CowBoy
A film by ANDRÉ HÖRMANN
with CROWLEY MCCUISTION, YANCIE MCCUISTION FARRAH LEE, CHANEY MCCUISTION, CURT MCCUISTION
director of photography TOM BERGMANN co-author and editor VINCENT ASSMANN
sound NIKOLA CHAPELLE and OUSSAMA ABDOUH
music ROGER GOULA sound design and mix ALEX RUBIN, BVFT
production manager BETTINA MORLOCK associate producer NEVO SHINAAR
commissioning editor KATHRIN BRINKMANN co-producer MARK MITTEN
producer HEIKE KUNZE writer and director ANDRÉ HÖRMANN
a TELEKULT PRODUCTION in co-production with MITTEN MEDIA and ZDF in collaboration with ARTE supported with funds from FILMFÖRDERUNGSANSTALT, FILMFERNSEHFONDS BAYERN, DEUTSCHER FILMFÖRDERFONDS and KURATORIUM JUNGER DEUTSCHER FILM
in association with SVERIGES TELEVISION AB (SVT) and TVONTARIO (TVO)
Germany/USA 2025 | 90 min | color | DCP | Dolby Digital 5.1 | English | French or German subtitles
The Cowboy opens to the distorted sounds of a folk guitar and to picturesque images of the American West.
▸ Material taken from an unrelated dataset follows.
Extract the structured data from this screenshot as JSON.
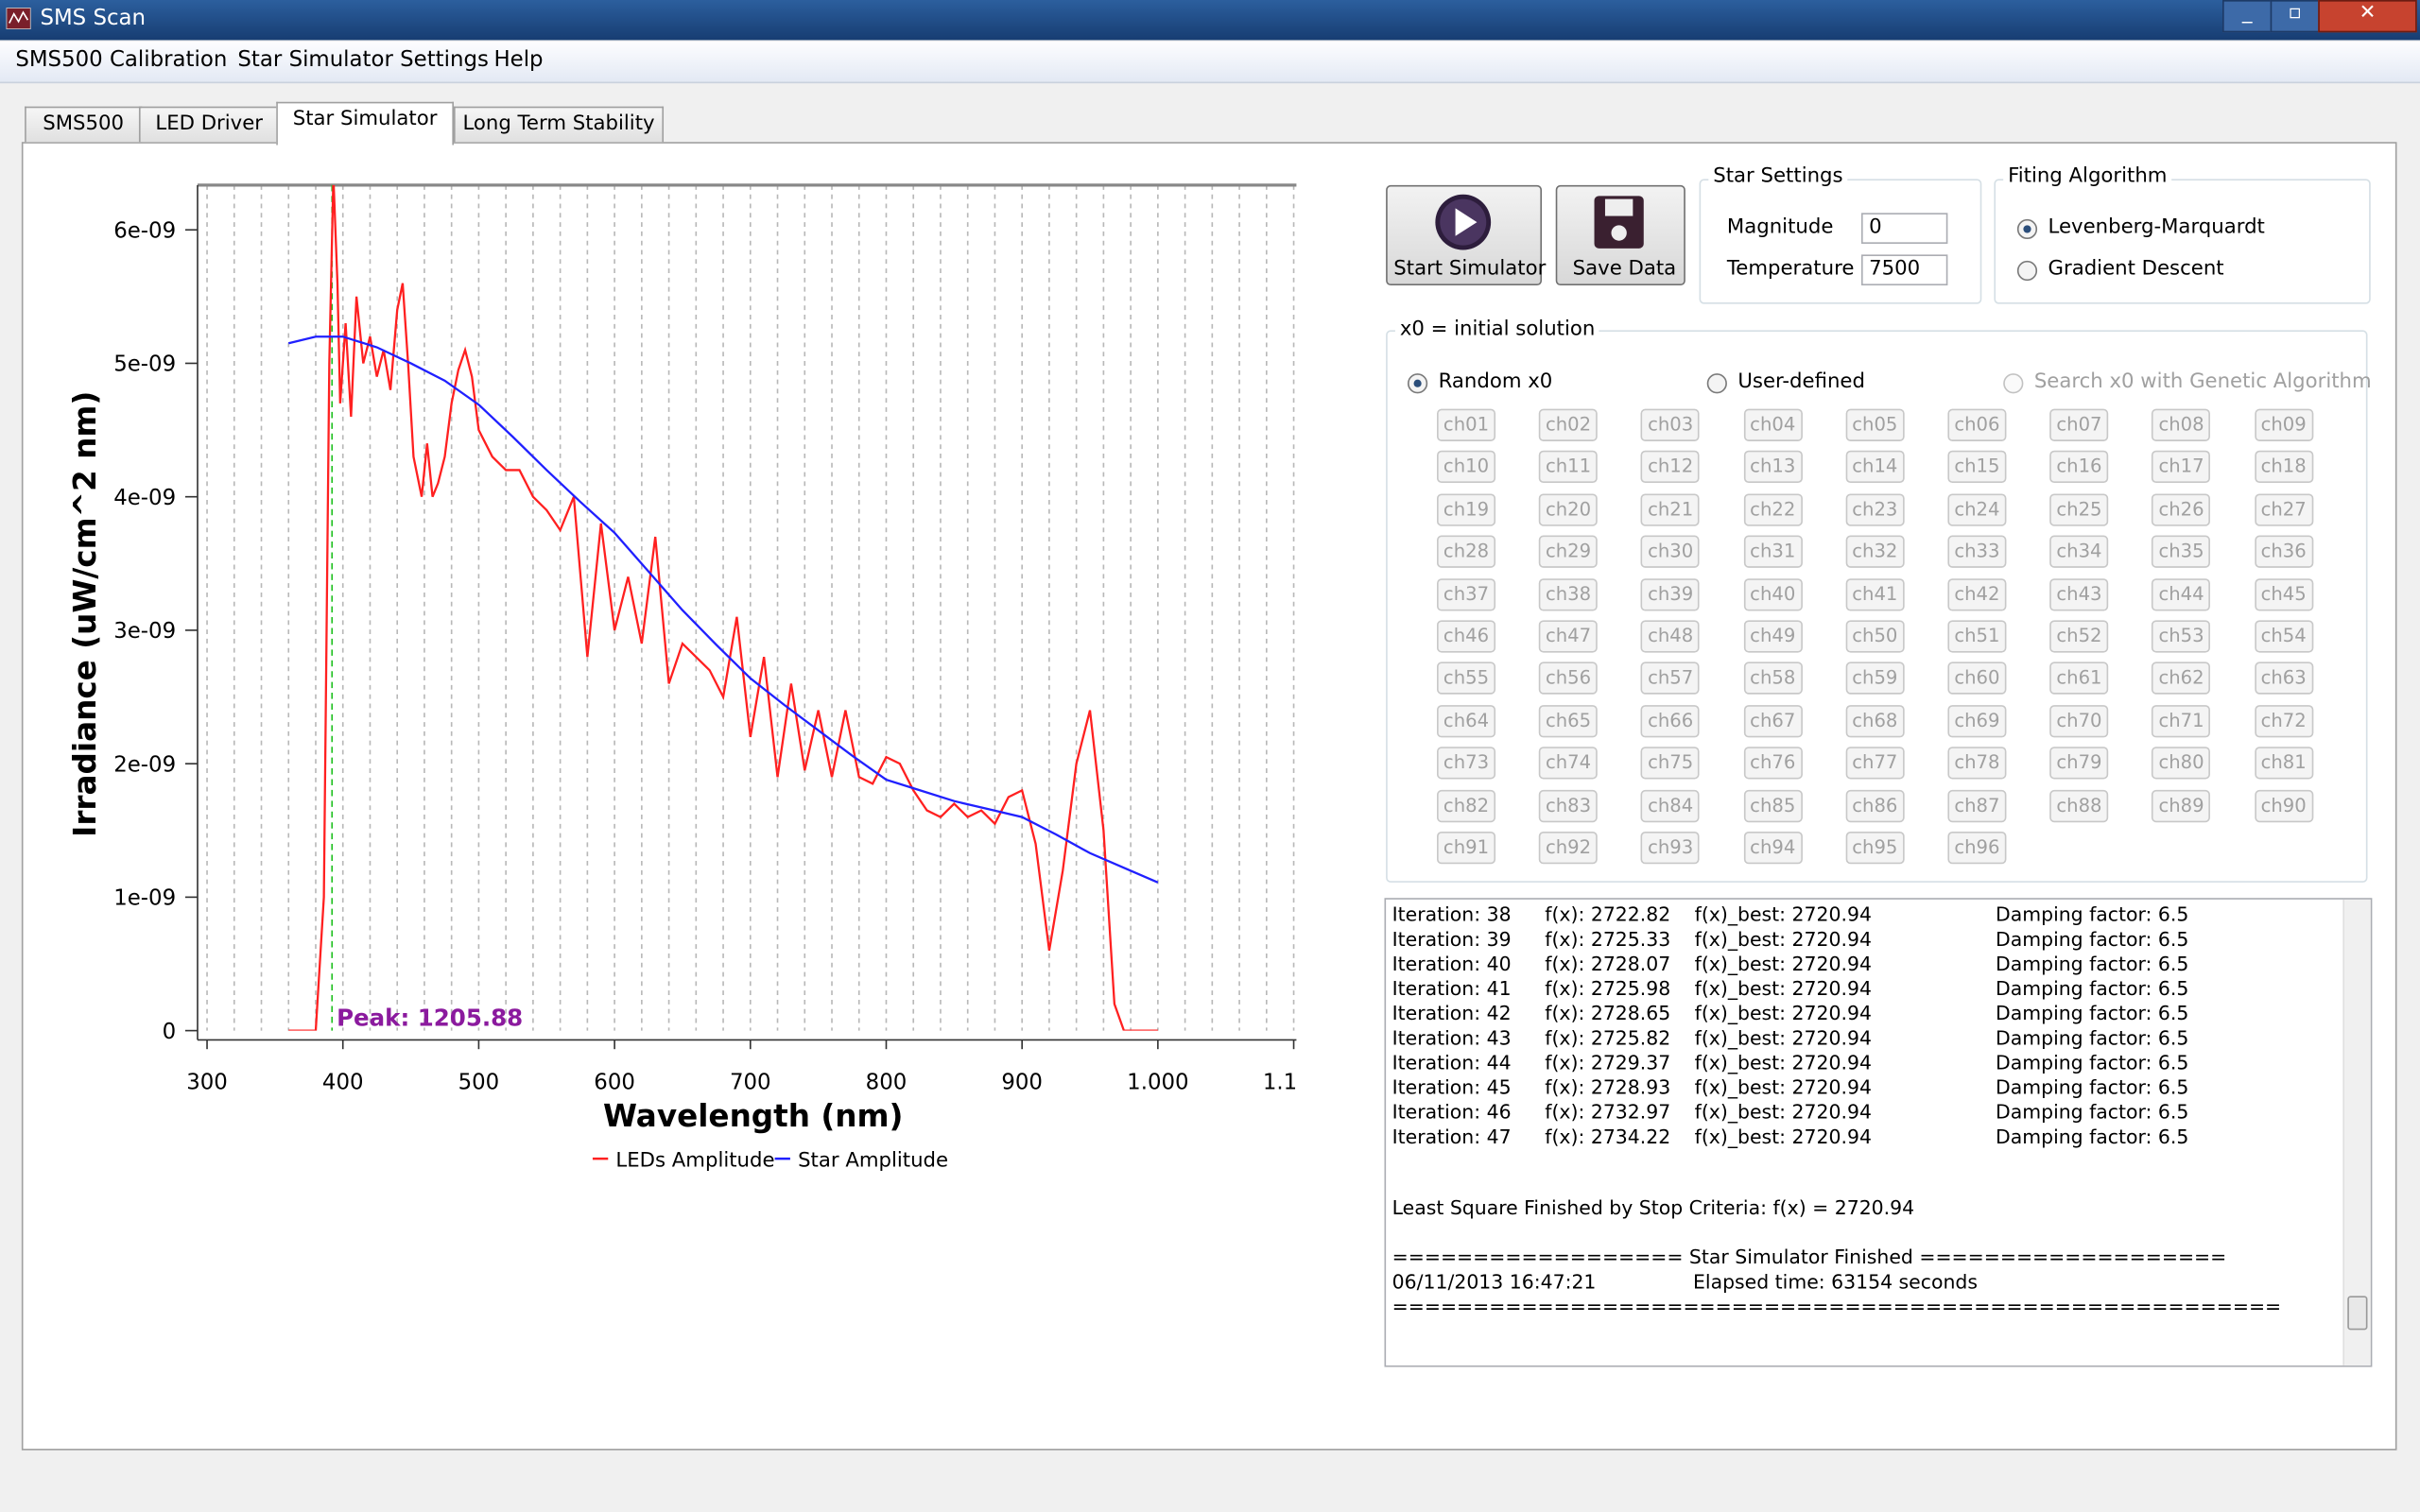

From behind the camera, André Hörmann invites Crowley, a young man in his early twenties, to explain once more what it takes to live the life of a cowboy. Wearing his hat, Crowley remains silent, trying to remember what he said when the director asked him the same question ten years earlier. The young adult is then seen as a child again, an eleven-year-old reciting, sure of himself, an archetypal definition of a cowboy. From the outset, The Cowboy reveals the scope of its ambition: to cover the life of a young man, from his childhood in Colorado in 2015 to his entering into adulthood and starting an independent life in Texas, in the city of Happy, in 2024.
How does one become oneself within a fixed model and in a world where the very town names affirm our happiness? More than just an initiatory story, André Hörmann’s film (who put together and completed several short films that already focused on Crowley) offers a nuanced portrait of Americana and its archetypes. Although the film begins with a seemingly almost stereotyped model of life in the West, the initial foundation of values and imperatives gradually cracks. Crowley finds himself rapidly confronted with disillusionment and family dramas, yet his life is captured without any ostentation and moral judgment.